Except for the limited mechanical recycling of a few selected chemical products, there is currently very little resource recovery from end-of-life materials, resulting in high volumes of waste putting significant strain on the environment. Current olefin production is almost exclusively based on fossil resources, consuming large amounts of energy and making a significant contribution to UK CO2 emissions. Disrupting these existing make-use-dispose models requires interventions and scientific innovations at all levels, starting from the development of new disruptive technologies (Theme 1), their integration into existing processes and evaluation of whole system impacts (Theme 2) to the identification of non-technical barriers and opportunities and how they can be overcome/realised (Theme 3).
The Centre comprises an interdisciplinary team of leading researchers from seven UK Universities, supported by over 20 industrial and international partners, perfectly placed to initiate this fundamental paradigm shift through its three interconnected research themes.

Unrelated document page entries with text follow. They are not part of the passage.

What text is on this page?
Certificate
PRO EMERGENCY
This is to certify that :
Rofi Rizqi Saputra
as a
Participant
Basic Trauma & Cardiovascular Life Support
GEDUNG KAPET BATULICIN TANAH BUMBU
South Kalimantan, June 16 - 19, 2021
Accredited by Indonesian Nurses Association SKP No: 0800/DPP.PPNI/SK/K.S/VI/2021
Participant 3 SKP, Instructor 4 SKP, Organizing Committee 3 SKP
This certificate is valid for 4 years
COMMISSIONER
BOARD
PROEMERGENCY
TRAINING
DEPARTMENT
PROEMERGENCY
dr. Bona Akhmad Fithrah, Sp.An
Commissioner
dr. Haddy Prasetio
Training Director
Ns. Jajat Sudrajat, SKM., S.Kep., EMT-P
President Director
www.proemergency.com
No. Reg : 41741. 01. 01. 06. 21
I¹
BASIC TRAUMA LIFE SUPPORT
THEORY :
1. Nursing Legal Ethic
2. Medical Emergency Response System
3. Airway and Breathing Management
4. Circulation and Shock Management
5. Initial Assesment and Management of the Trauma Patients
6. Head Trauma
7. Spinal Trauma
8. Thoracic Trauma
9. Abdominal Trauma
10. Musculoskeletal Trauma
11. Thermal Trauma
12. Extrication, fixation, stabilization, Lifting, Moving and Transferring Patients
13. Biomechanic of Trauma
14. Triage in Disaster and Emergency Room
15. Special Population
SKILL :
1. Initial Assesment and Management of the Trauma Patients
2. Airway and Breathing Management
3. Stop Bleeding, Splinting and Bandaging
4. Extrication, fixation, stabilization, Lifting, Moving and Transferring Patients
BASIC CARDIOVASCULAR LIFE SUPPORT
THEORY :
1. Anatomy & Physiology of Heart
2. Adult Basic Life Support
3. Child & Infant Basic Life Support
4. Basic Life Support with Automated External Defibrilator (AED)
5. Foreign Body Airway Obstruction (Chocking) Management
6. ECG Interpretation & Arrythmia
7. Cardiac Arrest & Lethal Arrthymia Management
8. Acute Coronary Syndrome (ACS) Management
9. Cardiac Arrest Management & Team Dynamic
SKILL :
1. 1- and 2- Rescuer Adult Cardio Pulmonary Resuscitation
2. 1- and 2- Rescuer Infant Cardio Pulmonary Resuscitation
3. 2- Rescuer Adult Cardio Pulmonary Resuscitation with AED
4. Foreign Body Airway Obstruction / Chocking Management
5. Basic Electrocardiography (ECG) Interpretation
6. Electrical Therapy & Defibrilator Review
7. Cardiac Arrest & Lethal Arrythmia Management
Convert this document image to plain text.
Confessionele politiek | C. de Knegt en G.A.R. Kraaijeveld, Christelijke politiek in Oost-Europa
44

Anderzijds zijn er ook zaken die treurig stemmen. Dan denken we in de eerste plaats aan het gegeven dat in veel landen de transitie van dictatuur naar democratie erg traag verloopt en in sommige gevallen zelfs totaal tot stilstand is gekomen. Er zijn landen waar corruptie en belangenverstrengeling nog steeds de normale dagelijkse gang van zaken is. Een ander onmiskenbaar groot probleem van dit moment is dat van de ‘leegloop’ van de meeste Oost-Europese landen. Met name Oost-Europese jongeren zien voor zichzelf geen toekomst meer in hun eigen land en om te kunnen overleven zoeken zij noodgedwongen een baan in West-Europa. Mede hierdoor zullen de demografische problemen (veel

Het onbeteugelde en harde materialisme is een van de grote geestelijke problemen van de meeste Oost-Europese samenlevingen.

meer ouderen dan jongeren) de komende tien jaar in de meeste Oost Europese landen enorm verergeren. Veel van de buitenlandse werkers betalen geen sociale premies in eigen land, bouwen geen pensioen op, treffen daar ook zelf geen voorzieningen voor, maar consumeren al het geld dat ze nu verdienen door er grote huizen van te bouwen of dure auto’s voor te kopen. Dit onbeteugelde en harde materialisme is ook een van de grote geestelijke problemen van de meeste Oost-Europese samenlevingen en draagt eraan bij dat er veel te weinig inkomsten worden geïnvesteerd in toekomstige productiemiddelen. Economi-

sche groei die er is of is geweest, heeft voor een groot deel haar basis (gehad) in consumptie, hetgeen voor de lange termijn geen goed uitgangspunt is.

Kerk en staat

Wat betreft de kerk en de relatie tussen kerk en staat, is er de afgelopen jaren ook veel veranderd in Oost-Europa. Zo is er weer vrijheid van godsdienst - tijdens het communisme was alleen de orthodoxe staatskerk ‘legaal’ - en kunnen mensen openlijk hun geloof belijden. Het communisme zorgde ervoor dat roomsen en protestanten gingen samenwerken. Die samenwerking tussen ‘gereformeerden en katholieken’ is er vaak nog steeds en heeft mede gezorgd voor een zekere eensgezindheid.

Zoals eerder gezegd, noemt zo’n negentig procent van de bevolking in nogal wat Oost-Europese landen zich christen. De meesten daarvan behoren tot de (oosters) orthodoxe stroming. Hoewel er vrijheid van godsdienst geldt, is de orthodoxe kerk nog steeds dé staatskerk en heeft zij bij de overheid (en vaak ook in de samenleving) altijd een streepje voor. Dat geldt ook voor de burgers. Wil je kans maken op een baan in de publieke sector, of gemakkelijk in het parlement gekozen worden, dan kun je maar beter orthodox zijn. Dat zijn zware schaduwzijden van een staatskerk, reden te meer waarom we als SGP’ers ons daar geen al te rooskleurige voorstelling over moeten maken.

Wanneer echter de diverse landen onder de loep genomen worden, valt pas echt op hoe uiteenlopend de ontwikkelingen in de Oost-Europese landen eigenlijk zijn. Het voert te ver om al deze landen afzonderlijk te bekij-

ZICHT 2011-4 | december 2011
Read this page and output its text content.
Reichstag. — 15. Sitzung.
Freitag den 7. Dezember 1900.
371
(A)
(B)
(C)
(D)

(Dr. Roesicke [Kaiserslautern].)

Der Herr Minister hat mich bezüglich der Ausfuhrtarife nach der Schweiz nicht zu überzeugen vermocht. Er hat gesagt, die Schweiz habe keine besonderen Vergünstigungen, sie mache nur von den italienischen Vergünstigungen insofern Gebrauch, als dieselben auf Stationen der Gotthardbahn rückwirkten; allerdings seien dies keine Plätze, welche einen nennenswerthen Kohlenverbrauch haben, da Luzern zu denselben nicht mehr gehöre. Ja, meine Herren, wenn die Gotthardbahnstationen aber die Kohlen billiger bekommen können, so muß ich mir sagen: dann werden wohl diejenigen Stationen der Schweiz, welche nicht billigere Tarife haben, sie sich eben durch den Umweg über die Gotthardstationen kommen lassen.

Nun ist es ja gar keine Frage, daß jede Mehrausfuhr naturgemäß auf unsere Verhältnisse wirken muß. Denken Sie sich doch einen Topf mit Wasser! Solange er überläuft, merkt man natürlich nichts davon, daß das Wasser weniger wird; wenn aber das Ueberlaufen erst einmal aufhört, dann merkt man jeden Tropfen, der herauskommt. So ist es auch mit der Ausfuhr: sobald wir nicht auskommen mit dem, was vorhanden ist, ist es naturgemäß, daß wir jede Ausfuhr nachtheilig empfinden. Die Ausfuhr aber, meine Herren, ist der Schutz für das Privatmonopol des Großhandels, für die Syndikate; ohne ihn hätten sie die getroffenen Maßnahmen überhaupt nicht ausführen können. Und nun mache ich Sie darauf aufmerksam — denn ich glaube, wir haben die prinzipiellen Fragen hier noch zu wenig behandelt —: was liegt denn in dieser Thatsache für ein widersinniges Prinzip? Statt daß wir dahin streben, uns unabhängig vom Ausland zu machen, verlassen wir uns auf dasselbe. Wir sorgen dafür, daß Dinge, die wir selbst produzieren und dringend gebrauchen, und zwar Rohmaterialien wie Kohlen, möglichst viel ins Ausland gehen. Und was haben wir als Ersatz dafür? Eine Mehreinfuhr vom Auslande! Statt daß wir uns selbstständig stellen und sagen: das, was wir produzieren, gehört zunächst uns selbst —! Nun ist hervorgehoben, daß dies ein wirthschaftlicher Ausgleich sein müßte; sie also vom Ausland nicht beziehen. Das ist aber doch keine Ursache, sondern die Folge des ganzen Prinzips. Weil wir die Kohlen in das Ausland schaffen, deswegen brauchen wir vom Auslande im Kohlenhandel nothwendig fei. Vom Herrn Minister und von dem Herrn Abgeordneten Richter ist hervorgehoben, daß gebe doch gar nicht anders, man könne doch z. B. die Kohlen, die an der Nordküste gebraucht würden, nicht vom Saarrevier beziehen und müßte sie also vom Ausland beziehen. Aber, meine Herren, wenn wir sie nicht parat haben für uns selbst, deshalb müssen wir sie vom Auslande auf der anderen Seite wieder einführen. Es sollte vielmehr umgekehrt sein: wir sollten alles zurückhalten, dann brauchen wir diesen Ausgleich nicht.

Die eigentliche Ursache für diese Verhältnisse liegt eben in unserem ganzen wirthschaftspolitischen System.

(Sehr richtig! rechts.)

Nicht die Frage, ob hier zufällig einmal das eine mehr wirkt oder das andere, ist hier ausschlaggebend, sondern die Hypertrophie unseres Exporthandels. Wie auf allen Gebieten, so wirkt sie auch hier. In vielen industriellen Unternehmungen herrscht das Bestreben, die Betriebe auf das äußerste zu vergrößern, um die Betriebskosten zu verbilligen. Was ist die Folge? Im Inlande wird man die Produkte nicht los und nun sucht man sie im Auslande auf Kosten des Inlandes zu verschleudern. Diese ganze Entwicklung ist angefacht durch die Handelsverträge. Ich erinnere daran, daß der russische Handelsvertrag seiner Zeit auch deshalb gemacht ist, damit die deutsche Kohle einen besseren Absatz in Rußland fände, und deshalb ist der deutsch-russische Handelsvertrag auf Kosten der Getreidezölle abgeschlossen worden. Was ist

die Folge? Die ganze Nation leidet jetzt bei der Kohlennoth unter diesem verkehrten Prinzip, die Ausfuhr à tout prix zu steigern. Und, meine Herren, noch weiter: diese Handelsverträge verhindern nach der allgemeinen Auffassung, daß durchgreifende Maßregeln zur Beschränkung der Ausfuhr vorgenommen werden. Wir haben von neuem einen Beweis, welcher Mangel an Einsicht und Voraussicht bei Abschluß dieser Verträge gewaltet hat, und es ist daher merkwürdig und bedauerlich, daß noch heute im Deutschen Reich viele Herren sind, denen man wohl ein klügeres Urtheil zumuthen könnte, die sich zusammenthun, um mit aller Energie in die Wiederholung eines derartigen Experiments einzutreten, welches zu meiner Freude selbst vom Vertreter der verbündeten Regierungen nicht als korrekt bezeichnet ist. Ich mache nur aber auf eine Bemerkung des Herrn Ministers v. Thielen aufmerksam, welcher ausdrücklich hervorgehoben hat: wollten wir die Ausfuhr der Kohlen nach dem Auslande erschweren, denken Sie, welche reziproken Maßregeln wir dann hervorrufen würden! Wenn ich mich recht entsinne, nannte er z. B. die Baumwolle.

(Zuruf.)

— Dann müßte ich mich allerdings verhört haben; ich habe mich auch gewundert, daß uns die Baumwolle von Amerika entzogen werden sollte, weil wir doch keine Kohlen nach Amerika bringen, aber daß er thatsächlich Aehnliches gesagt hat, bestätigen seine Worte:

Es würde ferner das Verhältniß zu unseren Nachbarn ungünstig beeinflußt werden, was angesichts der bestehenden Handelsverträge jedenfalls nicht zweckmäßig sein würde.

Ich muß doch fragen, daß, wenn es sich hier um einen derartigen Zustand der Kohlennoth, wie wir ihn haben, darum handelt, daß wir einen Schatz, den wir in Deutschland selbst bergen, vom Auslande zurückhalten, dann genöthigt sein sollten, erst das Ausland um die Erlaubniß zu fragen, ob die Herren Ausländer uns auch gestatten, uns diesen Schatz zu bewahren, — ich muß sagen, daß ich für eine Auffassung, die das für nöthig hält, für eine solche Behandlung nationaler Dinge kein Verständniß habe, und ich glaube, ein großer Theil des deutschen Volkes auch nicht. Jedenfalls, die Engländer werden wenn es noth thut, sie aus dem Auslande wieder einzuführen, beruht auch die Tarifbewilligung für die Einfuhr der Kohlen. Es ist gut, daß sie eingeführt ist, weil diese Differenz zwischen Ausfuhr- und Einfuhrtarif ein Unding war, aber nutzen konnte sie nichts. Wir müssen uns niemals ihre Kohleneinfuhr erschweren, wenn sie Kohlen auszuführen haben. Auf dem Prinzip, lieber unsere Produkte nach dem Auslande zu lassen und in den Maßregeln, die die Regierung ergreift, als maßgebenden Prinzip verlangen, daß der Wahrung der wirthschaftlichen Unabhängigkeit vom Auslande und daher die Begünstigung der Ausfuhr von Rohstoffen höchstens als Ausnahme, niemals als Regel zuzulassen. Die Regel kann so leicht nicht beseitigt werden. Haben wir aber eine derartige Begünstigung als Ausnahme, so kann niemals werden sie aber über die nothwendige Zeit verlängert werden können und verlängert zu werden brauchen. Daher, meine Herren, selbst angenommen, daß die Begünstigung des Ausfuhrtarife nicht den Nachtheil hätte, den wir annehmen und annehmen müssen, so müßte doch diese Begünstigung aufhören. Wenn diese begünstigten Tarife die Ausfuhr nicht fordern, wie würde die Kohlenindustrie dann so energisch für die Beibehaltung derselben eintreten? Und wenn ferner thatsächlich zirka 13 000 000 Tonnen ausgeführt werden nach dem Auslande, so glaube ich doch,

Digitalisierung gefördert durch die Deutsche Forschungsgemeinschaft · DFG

Theme 1 will develop key enabling technologies required to recovery olefins and their complementary feedstocks from end-of-life materials. There is no one-size-fits-all approach, and therefore we have identified several most promising routes with different TRLs which will be developed in parallel to achieve circularity. The solid waste route uses both existing pyrolysis/gasification approaches and emerging chemical recycling (hydrogenolysis) to convert currently non-recyclable materials (both municipal and industrial) into products such as short-chain hydrocarbons and syngas, which can be converted using existing processes to produce valuable olefin feedstocks. The captured CO2 route relies on electrochemical transformation of captured CO2 emission from industrial sources into olefin (either directly or indirectly), driven by renewable (off-peak) electricity. The biological route recycles waste biomass as feedstock, using integrated biological and thermochemical methods to produce CH4, H2 and biooils, with subsequent chemical transformation into viable products.
Theme 2 focuses on the integration of these technologies with existing processes and the optimisation of whole systems. Sustainability may only be assessed by means of a systems-wide approach, which combines techno-economic, environmental, and social impact indicators alongside circularity targets. Here, we need to go beyond individual technologies to understand how they can be combined and interact with each other and the existing infrastructures. To this aim, detailed process and supply-chain modelling embedded into advanced computational optimisation tools are required to identify pinch points across the whole value-chain, and enable optimal use of materials and energy via cascading and integration across processes within and beyond the clusters
Theme 3 will develop new forward-looking methodologies to overcome the non-technical challenges associated with such a radical change. We will work with government, businesses, the third sector and consumers to understand the opportunities, challenges, and deliver effective real-world solutions. Purpose-driven business and finance models that are socially, economically, and politically appropriate for the deployment of circular chemical economy need to be explored for multi-sector organisations of various sizes. Social dynamics need to be understood to design pathways for public acceptance of the new circular economy. We also need to pinpoint areas requiring government intervention. All above cannot be achieved without a rigorous knowledge co-creation among a wide range of stakeholders and users.